[extra88]

I expect that if an SSID is not associated with a stable location, it's not even stored in the db because it doesn't serve the purpose of being a landmark (or stores it but with "hotspot," based on some heuristic, and therefore unreliable for location mapping).

[bingidingi]

Doesn't really matter what you expect, they're collecting the data and there's no evidence that they aren't using it to track... so we have to assume they do. Remember they were going as far as collecting data from people's networks using their Google Maps wifi-sniffing vehicles before they were caught.

[extra88]

> we have to assume they do

No we don't.

> collecting data from people's networks using their Google Maps wifi-sniffing vehicles

That was an error due to misconfiguration, failing to discard the data beyond that which identified the network for location mapping.

[josefx]

First link[1] I found says otherwise, unless you consider having a plan to collect and analyze email, phone numbers and other information from the payload data and having internal reviews of the code intended to do just that to be a "configuration error"? People really should stop trusting everything known habitual liars / big corporations say.

[1] https://www.wired.com/2012/05/google-wifi-fcc-investigation/

[extra88]

Thanks, I hadn't seen (or don't recall) those details.

Even that story portrays the payload collection as basically one "rogue" engineer's intention, not a part of a business or project plan.
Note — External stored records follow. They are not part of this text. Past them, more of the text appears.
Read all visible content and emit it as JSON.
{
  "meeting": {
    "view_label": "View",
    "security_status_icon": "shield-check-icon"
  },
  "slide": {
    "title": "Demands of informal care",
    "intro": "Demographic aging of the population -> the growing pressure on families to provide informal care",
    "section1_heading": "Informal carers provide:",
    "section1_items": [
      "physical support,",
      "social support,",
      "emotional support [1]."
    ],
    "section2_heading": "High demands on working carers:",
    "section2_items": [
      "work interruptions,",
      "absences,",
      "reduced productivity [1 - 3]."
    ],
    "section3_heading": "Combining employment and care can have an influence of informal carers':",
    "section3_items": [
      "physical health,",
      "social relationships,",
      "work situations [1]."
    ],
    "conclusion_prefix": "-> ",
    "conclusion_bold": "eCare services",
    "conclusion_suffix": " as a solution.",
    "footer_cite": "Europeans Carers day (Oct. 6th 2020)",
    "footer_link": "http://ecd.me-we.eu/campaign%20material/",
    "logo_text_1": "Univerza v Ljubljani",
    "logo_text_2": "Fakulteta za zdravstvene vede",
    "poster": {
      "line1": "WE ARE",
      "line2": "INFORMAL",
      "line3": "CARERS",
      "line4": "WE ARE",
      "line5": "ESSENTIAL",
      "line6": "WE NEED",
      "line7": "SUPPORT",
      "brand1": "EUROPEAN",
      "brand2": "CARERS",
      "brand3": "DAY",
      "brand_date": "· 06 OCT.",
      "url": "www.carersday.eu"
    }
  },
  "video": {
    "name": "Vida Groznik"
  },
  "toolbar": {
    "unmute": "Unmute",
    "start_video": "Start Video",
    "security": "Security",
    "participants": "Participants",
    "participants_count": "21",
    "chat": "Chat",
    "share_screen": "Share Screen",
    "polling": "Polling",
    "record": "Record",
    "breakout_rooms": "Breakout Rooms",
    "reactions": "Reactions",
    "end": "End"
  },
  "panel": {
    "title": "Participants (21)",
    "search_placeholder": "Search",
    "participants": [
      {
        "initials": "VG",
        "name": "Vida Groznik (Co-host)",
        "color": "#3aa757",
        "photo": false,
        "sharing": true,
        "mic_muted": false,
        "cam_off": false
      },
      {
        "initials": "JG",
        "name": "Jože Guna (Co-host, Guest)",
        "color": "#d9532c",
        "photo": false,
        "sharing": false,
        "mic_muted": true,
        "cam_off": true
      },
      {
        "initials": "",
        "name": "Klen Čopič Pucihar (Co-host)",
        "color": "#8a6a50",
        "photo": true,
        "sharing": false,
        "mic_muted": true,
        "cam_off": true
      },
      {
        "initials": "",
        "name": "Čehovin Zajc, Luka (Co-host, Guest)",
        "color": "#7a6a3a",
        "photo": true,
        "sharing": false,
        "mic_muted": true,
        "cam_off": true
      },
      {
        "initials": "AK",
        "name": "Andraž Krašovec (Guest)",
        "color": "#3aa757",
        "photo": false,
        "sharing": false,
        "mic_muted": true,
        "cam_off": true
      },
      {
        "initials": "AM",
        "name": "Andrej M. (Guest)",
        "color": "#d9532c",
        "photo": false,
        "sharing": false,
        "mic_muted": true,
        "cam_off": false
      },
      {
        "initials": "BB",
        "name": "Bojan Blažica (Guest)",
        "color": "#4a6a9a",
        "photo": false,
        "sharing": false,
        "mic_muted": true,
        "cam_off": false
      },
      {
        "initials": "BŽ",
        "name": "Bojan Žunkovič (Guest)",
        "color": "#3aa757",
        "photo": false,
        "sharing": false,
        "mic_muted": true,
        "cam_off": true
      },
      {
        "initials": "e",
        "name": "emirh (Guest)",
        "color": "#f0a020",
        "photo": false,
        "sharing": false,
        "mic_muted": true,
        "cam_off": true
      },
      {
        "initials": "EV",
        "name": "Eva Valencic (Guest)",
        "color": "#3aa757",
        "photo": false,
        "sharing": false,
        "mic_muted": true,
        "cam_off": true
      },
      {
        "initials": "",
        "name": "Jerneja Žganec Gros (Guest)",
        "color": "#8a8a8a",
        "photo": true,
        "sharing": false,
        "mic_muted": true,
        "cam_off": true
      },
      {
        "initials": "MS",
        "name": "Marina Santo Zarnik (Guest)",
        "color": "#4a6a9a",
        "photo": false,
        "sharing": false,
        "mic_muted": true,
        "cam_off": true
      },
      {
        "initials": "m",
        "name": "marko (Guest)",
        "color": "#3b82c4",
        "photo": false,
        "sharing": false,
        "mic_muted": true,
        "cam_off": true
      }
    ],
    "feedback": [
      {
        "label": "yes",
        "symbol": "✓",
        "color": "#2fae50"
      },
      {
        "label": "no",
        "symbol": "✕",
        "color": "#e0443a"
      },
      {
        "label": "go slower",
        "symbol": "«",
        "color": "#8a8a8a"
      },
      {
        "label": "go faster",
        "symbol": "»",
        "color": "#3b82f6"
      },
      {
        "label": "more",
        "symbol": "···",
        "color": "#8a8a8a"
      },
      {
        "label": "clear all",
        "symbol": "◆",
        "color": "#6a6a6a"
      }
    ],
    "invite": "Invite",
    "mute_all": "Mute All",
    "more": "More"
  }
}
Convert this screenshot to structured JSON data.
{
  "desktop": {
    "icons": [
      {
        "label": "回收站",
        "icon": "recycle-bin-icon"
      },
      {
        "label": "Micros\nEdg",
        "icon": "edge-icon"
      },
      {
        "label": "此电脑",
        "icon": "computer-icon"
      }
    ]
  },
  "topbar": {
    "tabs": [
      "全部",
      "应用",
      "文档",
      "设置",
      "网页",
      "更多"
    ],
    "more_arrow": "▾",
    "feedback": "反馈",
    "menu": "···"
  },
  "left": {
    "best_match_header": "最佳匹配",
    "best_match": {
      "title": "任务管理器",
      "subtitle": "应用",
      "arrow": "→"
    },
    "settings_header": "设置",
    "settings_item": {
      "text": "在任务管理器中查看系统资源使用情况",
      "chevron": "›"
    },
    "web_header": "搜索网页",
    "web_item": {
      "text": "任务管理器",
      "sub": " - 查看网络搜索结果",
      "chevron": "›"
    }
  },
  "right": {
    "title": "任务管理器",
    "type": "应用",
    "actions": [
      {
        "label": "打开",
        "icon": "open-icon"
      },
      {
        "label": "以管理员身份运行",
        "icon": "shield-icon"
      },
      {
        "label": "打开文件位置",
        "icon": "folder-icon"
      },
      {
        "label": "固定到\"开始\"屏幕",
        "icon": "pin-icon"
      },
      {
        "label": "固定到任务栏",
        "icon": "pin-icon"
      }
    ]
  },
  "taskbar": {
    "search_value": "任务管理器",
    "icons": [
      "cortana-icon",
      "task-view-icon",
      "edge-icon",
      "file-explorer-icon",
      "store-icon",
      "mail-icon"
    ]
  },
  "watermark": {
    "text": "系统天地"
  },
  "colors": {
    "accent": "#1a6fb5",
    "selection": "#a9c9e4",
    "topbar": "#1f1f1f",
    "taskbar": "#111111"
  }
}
While other engineers accessed the collected payload data later, they may have reasonably assumed that if they had it, someone had ok'd it.

So rather than a coding error, it was an organizational failure to oversee the engineers' work, the FCC's report says as much.

[josefx]

The problem is that they followed the classic of denying everything they could until evidence against it turned up:

1. we didn't do it

2. we did it by accident in small cases

3. we did it by accident in worse cases

4. we did it intentionally but one guy was responsible

5. we did it but it was just one rouge dev. team

Add to that the unredacted report noting that Google kept delaying and hindering the investigation and it is rather clear that "6. we did it and management was neck deep into it" is more likely than not.

[bingidingi]

> No we don't.

Seems like basic data security to me. If my credit card number (valuable data) is posted to the dark web I have to assume someone will use it and it's insecure. Google has the data, so they can now use it whenever they decide it's valuable. Until I have evidence that it can't be used, I have to assume it's insecure.

[shkkmo]

How would they know a SSID is not associated with a stable location without tracking where that SSID has been seen?

[extra88]

Good point. It could be a short-term cache only only adds networks to longer-term storage if their relative location doesn't change over a period. Or, what I already wrote, they store it but with "hotspot," based on some heuristic, and therefore unreliable for location mapping.

[renata]

Android and Windows at least do support some kind of standard of marking WiFi as a hotspot or rate-limited, but I don't know how that works.

[extra88]

In iOS, you can set a WiFi network to Low Data Mode, macOS doesn’t seem to have an option like that.

I don’t think any of these are relevant to the subject of whether Google tracks the movement of hotspots.